We also asked about what many of us saw as the biggest minus of the show right now – that it had been eaten almost whole by a character (Grady) that was a murderer. Both she and publicist Alan Locher assured us that “people will face consequences” in the next few months. (I asked for an already-taped script from the show as a souvenir. Surprisingly, the script suggests that Grady is a non-contract character – which may well explain the frequency of his appearances.)
Kim Zimmer: It was impossible to not be starstruck by Kim Zimmer. She walked into the green room where all of us were sitting, and so much of her work flashed before my eyes as she laughed and talked sports with Roger Newcomb. (I told Kim that if she was job hunting, she could always get a job as a color commentator for a sports channel. To which someone said, “It would certainly be colorful!”) When she suggested she’d met me before, I could barely pipe up enough to burble out a “no”.
The character of Reva – and Kim Zimmer, the actress – are so intertwined with the show. There’s been so much written about Reva and Kim over the years that it’s almost impossible to see where Reva ends and Kim begins. (And Kim’s ever-quotable interviews have had something to do with that.)

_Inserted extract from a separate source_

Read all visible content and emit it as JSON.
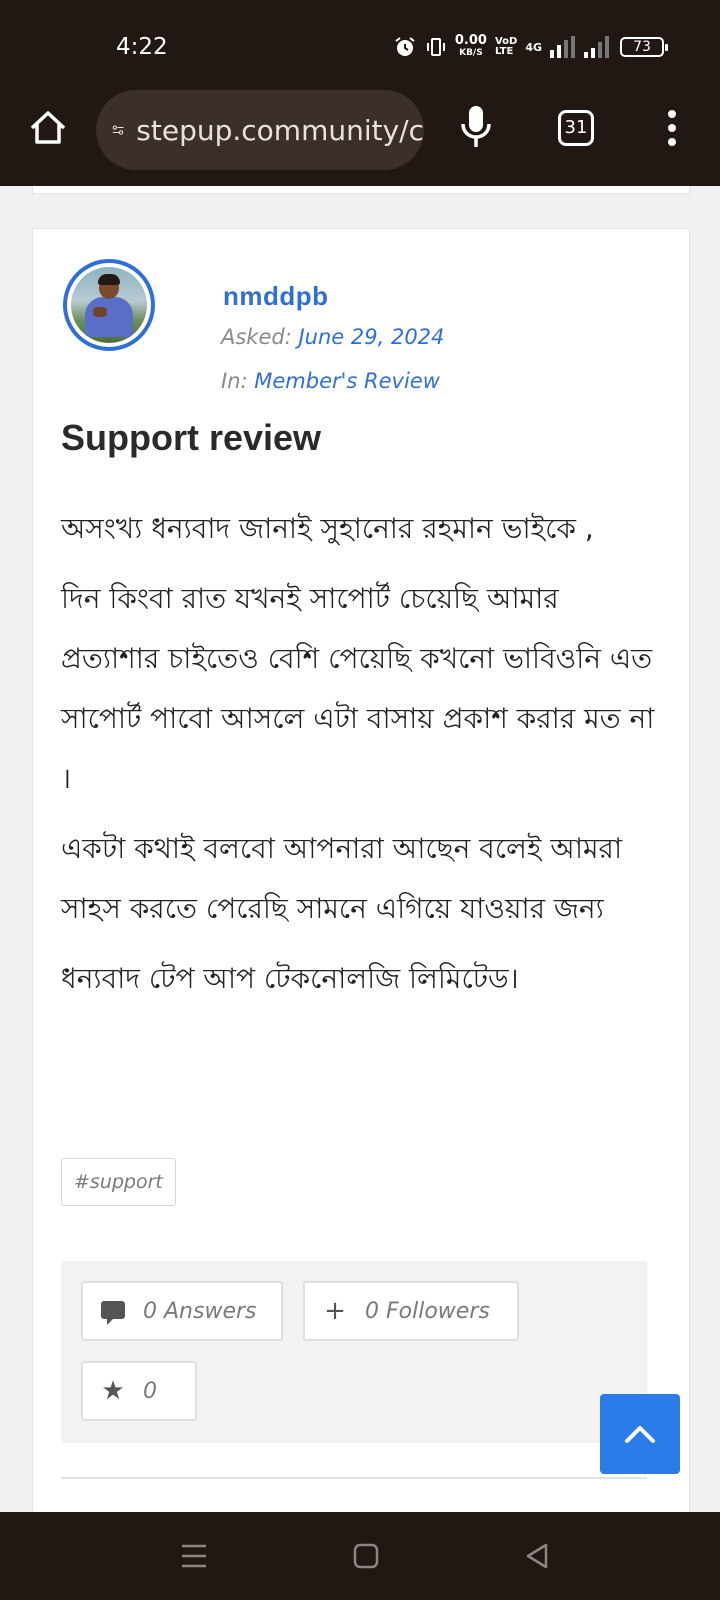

As much as I’ve always loved the entire show, Reva’s been such a huge part of that – always (ha ha). From the fountain scene to Reva’s suicide attempt, from the Florida Keys to her reunion with Jonathan – and a million points in between. Kim filled up a room with her energy, and she’s just as balls-to-the-wall as her alter ego. She was, as Roger says, “an interviewer’s dream and a publicist’s nightmare.”
She was generally supportive of the recent changes to the show, although she clearly missed the old proscenium model, and had some specific complaints. I asked her if not having to worry as much about blocking with a smaller set was any benefit, and she said it was sometimes more challenging to work in smaller space. (She then cracked us up by showing a sideways, slithering walk she had to do in a scene to get from mark A to mark B.)
Most of her concerns were about sound, and some of them frustrated her a great deal (at one point, she jokingly pantomined biting her finger to express her frustration). But to me, none of it came from personal ego, or a need for attention, or any get-out-of-my-light-bitch! moments.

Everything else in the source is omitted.